Occasionally, husbands told the court that their wives had engaged in pre-marital relationships and even been impregnated by other men, and that this information had been concealed from the husbands until after the marriage. In Dinbai v. Toddyvala, the alleged fraud pertained to something more unusual: claims about the bride’s racial purity. The bride Dinbai’s father had been Parsi by ethnicity and Zoroastrian by religion. Her mother, though, was part African. There were references to Dinbai’s mother being “Abyssinian.” At the time, Abyssinia was shorthand for Africa generally. Dinbai’s mother Mana had a Parsi father and a Malagasy mother. Dinbai’s father, a man named Jamshedjee Dadabhai Khajotia, did business in Madagascar in the 1880s. During that time, the half-Parsi, half-Malagasy Mana was his mistress. Dinbai was born in Madagascar from their union. When Dinbai was a young child, her father sent her from Madagascar to India to be raised among Parsis by his cousin. Dinbai’s illegitimacy was an issue, but the larger problem was that Dinbai’s mother was racially impure, according to Mr. Toddyvala. He argued that Dinbai’s part-Malagasy background made her ineligible to be initiated into the Zoroastrian religion — that one needed two Parsi parents to be eligible for the navjote, itself an unsettled point in the early twentieth century. Because Dinbai’s mother was part-Malagasy, Dinbai’s initiation into the religious community was invalid, claimed Toddyvala. In turn, this made their marriage void under Parsi law, which applied only to the marriage of two Zoroastrians. Toddyvala claimed to have asked the matchmaker, Hirabai, about the girl’s dark complexion during early negotiations. By his account, Hirabai had assured him that the high salt content in the local water of the girl’s village of Vesu, near Surat, made Dinbai’s skin dark. Her complexion was sure to lighten once she moved to Bombay.

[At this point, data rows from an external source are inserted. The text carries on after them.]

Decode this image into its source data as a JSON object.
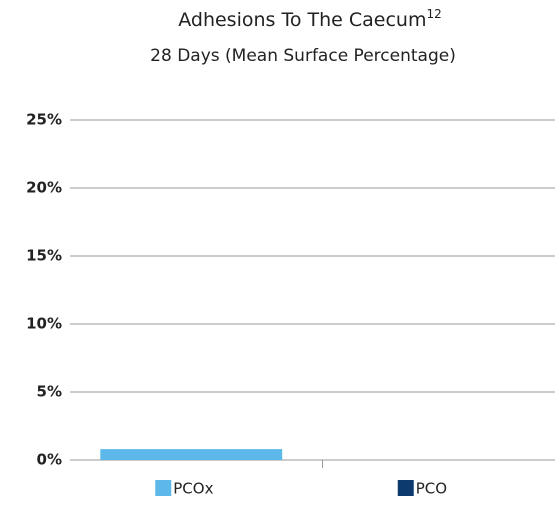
{
  "chart_data": {
    "type": "bar",
    "title": "Adhesions To The Caecum",
    "title_superscript": "12",
    "subtitle": "28 Days (Mean Surface Percentage)",
    "categories": [
      "PCOx",
      "PCO"
    ],
    "values": [
      0.8,
      0
    ],
    "colors": [
      "#5bb8e8",
      "#0d3a6e"
    ],
    "ylim": [
      0,
      25
    ],
    "yticks": [
      {
        "value": 0,
        "label": "0%"
      },
      {
        "value": 5,
        "label": "5%"
      },
      {
        "value": 10,
        "label": "10%"
      },
      {
        "value": 15,
        "label": "15%"
      },
      {
        "value": 20,
        "label": "20%"
      },
      {
        "value": 25,
        "label": "25%"
      }
    ],
    "grid": true
  }
}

…Hirabai told the Parsi jury that she had informed the Toddyvala family of the girl’s family background. “I had already told Defendant and his people that plaintiff was born of an alien mother. I knew that as a fact. They said there was no objection.”
…About six months after the wedding, the husband claimed to have learned of his wife’s racial background through a distant relative in the town of Bulsar. He told the Parsi jury: “I returned to Bombay and told my mother not to allow the girl in our house. This was because of the information I’d received. If I’d known I would not have married the girl because I am orthodox. My parents also are orthodox.”…When Mr. Toddyvala confronted Hirabai, she criticized his concern with purity. “Is your wife a cucumber or watermelon to cut and see the inside of?” exclaimed the matchmaker. The Parsi delegates rejected the husband’s claims by a majority of ten to one. They considered the marriage valid, and they granted the wife her request for the restitution of conjugal rights.”